26. MP = PPPi xor    (I use old Mi)
27. MC = AES-Enc(KAES, MP)
29. CCCj = MC xor    (I use old Mi)
28. M = MP xor MC        (this is new Mi)
 
But on lines 26 & 29 of both procedures I can now see it says specifically M1, not M(i-1), which agrees with Shai's statement. This is a *real* shame, because this now needs special case storage for M1 as well as a working register for Mi.
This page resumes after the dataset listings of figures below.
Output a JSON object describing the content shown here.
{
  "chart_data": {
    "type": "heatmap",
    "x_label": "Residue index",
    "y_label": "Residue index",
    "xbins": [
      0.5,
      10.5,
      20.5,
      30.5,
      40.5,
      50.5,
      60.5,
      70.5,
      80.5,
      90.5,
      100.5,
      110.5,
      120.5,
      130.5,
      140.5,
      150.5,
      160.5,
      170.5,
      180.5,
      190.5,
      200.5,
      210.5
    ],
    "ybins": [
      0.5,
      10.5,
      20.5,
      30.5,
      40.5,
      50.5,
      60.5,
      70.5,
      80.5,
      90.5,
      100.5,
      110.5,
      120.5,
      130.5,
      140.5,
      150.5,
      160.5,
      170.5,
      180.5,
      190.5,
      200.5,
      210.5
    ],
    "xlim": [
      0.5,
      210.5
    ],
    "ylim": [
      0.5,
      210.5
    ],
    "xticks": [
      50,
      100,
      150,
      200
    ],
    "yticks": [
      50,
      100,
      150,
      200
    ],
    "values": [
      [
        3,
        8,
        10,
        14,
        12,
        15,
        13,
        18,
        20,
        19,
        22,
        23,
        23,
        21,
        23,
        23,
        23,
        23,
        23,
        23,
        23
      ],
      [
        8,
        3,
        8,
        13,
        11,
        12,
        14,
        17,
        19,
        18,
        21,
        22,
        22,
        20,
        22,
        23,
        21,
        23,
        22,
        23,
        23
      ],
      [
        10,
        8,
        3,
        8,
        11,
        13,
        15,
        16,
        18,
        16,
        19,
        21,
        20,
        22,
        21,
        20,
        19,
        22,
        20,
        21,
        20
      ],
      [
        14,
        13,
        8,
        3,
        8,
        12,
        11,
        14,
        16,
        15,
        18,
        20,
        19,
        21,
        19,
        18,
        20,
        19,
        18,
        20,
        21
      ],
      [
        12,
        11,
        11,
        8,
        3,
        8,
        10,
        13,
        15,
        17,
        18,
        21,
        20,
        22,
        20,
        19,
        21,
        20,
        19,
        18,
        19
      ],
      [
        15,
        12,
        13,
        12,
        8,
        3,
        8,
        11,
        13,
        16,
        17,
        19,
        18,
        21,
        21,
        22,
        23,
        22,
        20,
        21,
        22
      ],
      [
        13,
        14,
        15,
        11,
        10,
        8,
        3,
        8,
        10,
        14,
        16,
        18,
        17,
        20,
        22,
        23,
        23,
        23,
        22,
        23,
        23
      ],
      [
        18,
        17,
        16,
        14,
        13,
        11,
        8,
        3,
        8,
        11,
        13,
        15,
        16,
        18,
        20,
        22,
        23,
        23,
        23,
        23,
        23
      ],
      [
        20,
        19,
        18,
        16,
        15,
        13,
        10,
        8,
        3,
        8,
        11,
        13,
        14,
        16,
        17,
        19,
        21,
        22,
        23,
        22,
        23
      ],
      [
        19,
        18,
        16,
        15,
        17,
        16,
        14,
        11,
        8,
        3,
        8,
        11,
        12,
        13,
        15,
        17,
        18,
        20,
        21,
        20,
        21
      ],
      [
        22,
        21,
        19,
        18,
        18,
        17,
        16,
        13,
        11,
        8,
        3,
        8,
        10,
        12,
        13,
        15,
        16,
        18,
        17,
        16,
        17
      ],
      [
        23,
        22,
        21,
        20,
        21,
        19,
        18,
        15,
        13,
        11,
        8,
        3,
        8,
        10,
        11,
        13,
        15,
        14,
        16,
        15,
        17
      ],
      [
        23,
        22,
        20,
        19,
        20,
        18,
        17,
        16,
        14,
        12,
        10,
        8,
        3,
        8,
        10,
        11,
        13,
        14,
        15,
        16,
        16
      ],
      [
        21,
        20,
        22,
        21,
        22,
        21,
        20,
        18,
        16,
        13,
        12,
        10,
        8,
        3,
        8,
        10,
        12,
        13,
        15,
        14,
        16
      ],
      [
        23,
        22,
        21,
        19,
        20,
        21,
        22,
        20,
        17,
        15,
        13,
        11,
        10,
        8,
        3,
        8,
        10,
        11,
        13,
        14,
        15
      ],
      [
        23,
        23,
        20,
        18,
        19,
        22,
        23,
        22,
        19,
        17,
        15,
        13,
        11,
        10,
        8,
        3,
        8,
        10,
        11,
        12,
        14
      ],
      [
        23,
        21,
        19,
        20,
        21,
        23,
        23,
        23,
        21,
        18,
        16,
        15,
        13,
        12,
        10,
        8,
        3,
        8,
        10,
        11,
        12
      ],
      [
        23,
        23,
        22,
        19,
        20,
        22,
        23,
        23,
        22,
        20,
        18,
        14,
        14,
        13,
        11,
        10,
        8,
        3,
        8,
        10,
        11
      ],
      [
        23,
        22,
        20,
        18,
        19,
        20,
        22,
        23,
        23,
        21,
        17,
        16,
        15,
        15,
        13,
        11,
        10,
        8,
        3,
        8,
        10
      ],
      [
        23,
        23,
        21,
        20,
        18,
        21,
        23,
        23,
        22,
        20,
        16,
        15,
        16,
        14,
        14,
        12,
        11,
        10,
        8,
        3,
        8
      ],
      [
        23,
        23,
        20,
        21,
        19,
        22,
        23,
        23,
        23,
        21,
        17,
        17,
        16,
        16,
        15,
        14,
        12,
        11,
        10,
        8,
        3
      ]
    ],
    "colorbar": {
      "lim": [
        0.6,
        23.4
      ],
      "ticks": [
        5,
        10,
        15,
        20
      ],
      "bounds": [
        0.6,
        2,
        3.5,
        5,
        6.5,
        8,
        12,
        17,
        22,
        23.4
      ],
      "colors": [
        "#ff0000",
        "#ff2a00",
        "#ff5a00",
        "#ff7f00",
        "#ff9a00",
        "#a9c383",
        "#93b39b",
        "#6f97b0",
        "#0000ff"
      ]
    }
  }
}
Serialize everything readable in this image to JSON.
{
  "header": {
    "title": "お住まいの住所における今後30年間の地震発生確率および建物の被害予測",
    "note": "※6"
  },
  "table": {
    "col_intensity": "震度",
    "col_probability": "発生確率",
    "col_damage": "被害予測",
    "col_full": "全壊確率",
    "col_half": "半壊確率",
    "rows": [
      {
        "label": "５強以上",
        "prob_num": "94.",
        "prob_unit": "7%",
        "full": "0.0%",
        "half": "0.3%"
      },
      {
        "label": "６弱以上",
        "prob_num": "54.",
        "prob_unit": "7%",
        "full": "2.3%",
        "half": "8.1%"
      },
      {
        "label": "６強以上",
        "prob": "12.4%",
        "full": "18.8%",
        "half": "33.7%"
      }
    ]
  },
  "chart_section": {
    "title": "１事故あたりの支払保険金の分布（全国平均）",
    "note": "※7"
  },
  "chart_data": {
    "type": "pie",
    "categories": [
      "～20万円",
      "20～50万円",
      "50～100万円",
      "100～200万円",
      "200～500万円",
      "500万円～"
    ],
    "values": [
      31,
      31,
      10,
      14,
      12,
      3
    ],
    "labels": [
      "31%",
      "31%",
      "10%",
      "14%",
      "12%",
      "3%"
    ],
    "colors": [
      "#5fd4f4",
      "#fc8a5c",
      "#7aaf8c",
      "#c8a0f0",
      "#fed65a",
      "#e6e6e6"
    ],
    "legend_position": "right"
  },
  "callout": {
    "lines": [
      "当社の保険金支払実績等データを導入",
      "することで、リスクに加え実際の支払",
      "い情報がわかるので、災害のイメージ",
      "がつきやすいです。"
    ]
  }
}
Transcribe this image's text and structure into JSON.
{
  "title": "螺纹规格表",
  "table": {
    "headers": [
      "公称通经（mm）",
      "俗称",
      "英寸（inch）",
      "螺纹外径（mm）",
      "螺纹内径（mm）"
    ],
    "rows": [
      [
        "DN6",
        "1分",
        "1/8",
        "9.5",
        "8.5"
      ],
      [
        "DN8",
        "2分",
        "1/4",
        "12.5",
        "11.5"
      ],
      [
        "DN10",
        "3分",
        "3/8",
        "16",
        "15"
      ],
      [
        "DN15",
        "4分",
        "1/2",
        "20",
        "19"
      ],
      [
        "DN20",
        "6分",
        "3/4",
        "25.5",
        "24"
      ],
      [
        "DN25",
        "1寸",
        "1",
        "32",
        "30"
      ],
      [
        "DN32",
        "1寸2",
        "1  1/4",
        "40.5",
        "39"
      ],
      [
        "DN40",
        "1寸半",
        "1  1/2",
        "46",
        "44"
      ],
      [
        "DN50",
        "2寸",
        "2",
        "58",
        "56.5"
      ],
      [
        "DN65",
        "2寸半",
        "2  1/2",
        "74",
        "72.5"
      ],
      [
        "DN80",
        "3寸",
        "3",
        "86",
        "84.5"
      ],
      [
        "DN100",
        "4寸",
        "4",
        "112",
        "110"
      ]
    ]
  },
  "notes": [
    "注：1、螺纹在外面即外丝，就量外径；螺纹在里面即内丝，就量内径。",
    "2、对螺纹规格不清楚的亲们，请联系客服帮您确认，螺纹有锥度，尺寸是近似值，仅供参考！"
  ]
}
It's already bad enough having to make a very special case for MM, but this is another unfortunate algorithm design decision which makes hardware implementation less attractive :-(
 
The pseudo-code appears to be correct according to Shai's intentions, but figure 2 suggests (by omission) that M1 might be M2 on the next 128th (ie 256th) block. Unfortunately none of the published test vectors are long enough to discover such a misinterpretation, since they don't go as far as the 257th block (> 4K bytes) where a difference between M1 and Mi would be noticed. Perhaps if it said "M1(always)" in two places on figure 2, it'd be a lot clearer!
 
Shai, any chance you can redefine this to be M(i-1) not M1 without compromising the security proof???
 
Regards,
Colin.
-----Original Message-----
From: Laszlo.Hars@xxxxxxxxxxx [mailto:Laszlo.Hars@xxxxxxxxxxx]
Sent: 03 February 2010 22:11
To: P1619-2@xxxxxxxxxxxxxxxxx
Subject: Re: [P1619-2] P1619.2 Recirculation Ballot has now started

A question I received about the last draft:

The EME2 code shows in line 29 (page 10)

PPPj = MP xor M1

Do we have to always use M1? The engineer thought it was a typo, M1 should be M. The case could be different from Line 26.